Bank

Konsumen mengubah kebiasaan membeli bir pada tahun 2020 | Berita

Konsumen mengubah kebiasaan membeli bir pada tahun 2020 | Berita

[ad_1]

Konsumen Oklahoma mengubah kebiasaan membeli bir mereka tahun lalu karena pandemi COVID-19, sebuah laporan baru menunjukkan.

Sebuah laporan Nielsen mengeksplorasi tren untuk penjualan alkohol di luar lokasi, yang mencakup toko minuman keras dan pembelian grosir / toko swalayan, menunjukkan konsumen membeli bir ukuran kemasan yang lebih besar, dengan peningkatan 20% atau lebih dalam pembelian 24 dan 30 kasus.

Distributor bir Oklahoma memperhatikan bahwa sebagian besar pembelian tersebut berasal dari toko grosir.

Dalam rilis persnya, Jason Hall, direktur senior di Anheuser-Busch Sales of Oklahoma, mengatakan mereka harus menyesuaikan ruang di rak di toko untuk mengakomodasi permintaan 24 dan 30 bungkus.

Awal tahun ini, distributor bir Oklahoma memperhatikan fokus konsumen pada one-stop shopping, yang dapat menjelaskan penurunan pembelian minuman keras dan toko serba ada musim semi lalu.

“Pada paruh kedua tahun ini, kami melihat tren peningkatan dari konsumen yang membeli opsi yang lebih baik untuk Anda seperti seltzer dan merek Michelob Ultra,” kata Hall dalam rilisnya. “Bahkan selama tahun yang sulit, konsumen menginginkan produk yang lebih baik untuk mereka.”

Oklahoma Beer Alliance mengatakan ada pergeseran kebiasaan karena undang-undang dan peraturan baru di negara bagian tersebut. Pada musim semi, negara bagian mengesahkan SB 1928 dan HB 1349, yang memungkinkan opsi penjualan, pengiriman, dan pembelian minuman beralkohol di tepi jalan, wadah asli yang disegel untuk toko kelontong dan toko serba ada, kilang anggur, toko minuman keras, restoran, dan bar.

Lisette Barnes, presiden Oklahoma Beer Alliance, mengatakan perubahan legislatif telah memungkinkan bisnis beradaptasi untuk memenuhi permintaan konsumen akan keselamatan dan kenyamanan.

“Undang-undang ini memungkinkan pengecer untuk melakukan bisnis dengan cara baru, dan mereka telah membantu banyak orang bertahan dalam bisnis,” kata Barnes kepada The Transcript melalui email.

Barnes mengatakan distributor anggota OBA telah melihat peningkatan penjualan bir di seluruh negara bagian, meskipun tempat Oklahoma membeli bir dan apa yang mereka beli berfluktuasi sepanjang tahun.

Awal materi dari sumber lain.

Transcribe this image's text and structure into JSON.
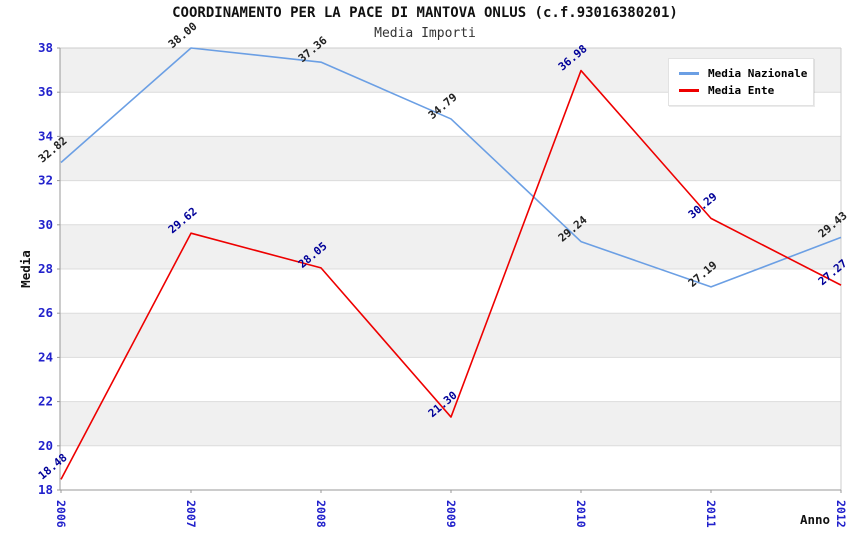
{
  "title": "COORDINAMENTO PER LA PACE DI MANTOVA ONLUS (c.f.93016380201)",
  "subtitle": "Media Importi",
  "chart_data": {
    "type": "line",
    "x": [
      2006,
      2007,
      2008,
      2009,
      2010,
      2011,
      2012
    ],
    "xlabel": "Anno",
    "ylabel": "Media",
    "ylim": [
      18,
      38
    ],
    "ytick_step": 2,
    "grid": true,
    "alternating_bands": true,
    "legend_position": "top-right",
    "value_label_decimals": 2,
    "series": [
      {
        "name": "Media Nazionale",
        "color": "#6B9FE4",
        "value_label_color": "#222222",
        "values": [
          32.82,
          38.0,
          37.36,
          34.79,
          29.24,
          27.19,
          29.43
        ]
      },
      {
        "name": "Media Ente",
        "color": "#EE0000",
        "value_label_color": "#000099",
        "values": [
          18.48,
          29.62,
          28.05,
          21.3,
          36.98,
          30.29,
          27.27
        ]
      }
    ]
  },
  "style": {
    "axis_tick_label_color": "#2222CC",
    "band_fill": "#F0F0F0",
    "grid_color": "#DCDCDC",
    "axis_color": "#999999",
    "plot_border_color": "#CCCCCC",
    "title_color": "#111111",
    "subtitle_color": "#333333",
    "axis_title_color": "#111111"
  }
}
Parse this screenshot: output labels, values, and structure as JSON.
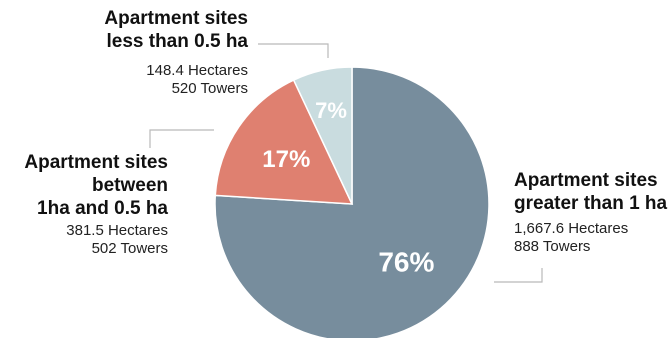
{
  "chart_data": {
    "type": "pie",
    "slices": [
      {
        "name_lines": [
          "Apartment sites",
          "greater than 1 ha"
        ],
        "value": 76,
        "label": "76%",
        "hectares": "1,667.6 Hectares",
        "towers": "888 Towers",
        "color": "#778d9d"
      },
      {
        "name_lines": [
          "Apartment sites",
          "between",
          "1ha and 0.5 ha"
        ],
        "value": 17,
        "label": "17%",
        "hectares": "381.5 Hectares",
        "towers": "502 Towers",
        "color": "#df8070"
      },
      {
        "name_lines": [
          "Apartment sites",
          "less than 0.5 ha"
        ],
        "value": 7,
        "label": "7%",
        "hectares": "148.4 Hectares",
        "towers": "520 Towers",
        "color": "#c9dcdf"
      }
    ],
    "leader_color": "#b9b9b9"
  }
}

Jim Hopper, presiden dan CEO Asosiasi Restoran Oklahoma, mengatakan perubahan dalam undang-undang memberi fleksibilitas restoran Oklahoma.

“Kebutuhan pelanggan terpenuhi apakah mereka memutuskan untuk makan di dalam atau di luar, mereka dapat menerima akomodasi yang sama di restoran dengan cara apa pun,” kata Hopper dalam rilis berita. “Selain itu, dukungan mereka membantu mendukung restoran dan karyawan lokal selama masa-masa yang belum pernah terjadi sebelumnya ini.”